Mediante un escrito al cual tuvo acceso Lo Nuestro, los y las vecinas detallan que “desde el Centro de monitoreo, no nos dan prevención, cuando alguien pasa en actitud de merodeo, mirando dentro de los vehículos estacionados, probando si están las puertas cerradas de los mismos, no mandan ningún móvil, somos nosotros los vecinos que alertamos, desde la alarma, o con el llamado”.


Los vecinos explican que “nos insisten en las denuncias, hay una aplicación que permite hacerla desde el celular.

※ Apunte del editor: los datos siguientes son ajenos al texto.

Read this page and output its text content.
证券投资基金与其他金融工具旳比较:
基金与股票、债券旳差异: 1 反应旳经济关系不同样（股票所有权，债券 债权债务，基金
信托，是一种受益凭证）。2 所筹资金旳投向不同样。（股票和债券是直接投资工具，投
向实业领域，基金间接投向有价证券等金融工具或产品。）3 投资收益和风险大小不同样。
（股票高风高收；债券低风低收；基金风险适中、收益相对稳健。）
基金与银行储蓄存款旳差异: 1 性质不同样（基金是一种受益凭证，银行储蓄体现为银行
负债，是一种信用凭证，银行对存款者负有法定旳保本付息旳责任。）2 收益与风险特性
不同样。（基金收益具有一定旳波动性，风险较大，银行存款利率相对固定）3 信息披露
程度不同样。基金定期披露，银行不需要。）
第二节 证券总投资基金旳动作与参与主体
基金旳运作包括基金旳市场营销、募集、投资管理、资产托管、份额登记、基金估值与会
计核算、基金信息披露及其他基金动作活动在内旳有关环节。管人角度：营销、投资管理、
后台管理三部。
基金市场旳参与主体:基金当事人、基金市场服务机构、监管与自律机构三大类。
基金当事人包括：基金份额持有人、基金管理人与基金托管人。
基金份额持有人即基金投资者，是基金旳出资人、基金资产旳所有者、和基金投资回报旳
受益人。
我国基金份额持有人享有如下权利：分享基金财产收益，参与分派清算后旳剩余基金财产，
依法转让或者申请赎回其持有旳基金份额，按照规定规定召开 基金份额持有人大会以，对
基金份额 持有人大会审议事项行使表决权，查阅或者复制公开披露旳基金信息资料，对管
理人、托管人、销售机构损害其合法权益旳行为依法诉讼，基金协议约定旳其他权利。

La denuncia cae en una fiscalía, que las recibe y dice que va a investigar”, y agrega, un preocupado Andrés que junto a su mujer comenta que “si no hay individualización de o de las personas, qué puede investigar sobre un hecho como un arrebato callejero la investigación no avanza”.


Por otra parte, detallan que hay contacto con los efectivos de las patrullas, “ellos coinciden con la ubicación del origen de estos rateros, pero no les bajan instrucción para que hagan una vigilancia en ese lugar, porque “teóricamente” eso queda a cargo del Centro de Monitoreo”. Y, a modo de denuncia señalan que dentro de la red de venos que amamos como sistema de seguridad “indican que la calle O’Higgins es un corredor que circulan los delincuentes para después doblar en Acasusso”.


Como se observa, los hechos son tan contundentes como la ineficiencia a la hora de prevenir el delito. Cierto es que no existe el delito cero; en ninguna parte de planeta. Sin embargo, Argentina, y esto cuesta entenderlo cuando el dolor de ser víctima está a flor de piel, registra uno de los índices más bajos en delitos. Por caso, en la provincia de Buenos Aires se pasó, en estos últimos años, de 900 delitos a cerca de 720.Bajo. Alcanza, claro que no.


Seguramente otra sería la realidad si los y las responsables de la seguridad comunitaria reconocieran las limitaciones y escucharan más a la comunidad, al ciudadano de a pie que sabe y reconoce dónde están esos bolsones primarios del delito. Los otros, los que verdaderamente impulsan y llevan a miles a delinquir, nunca aparecen.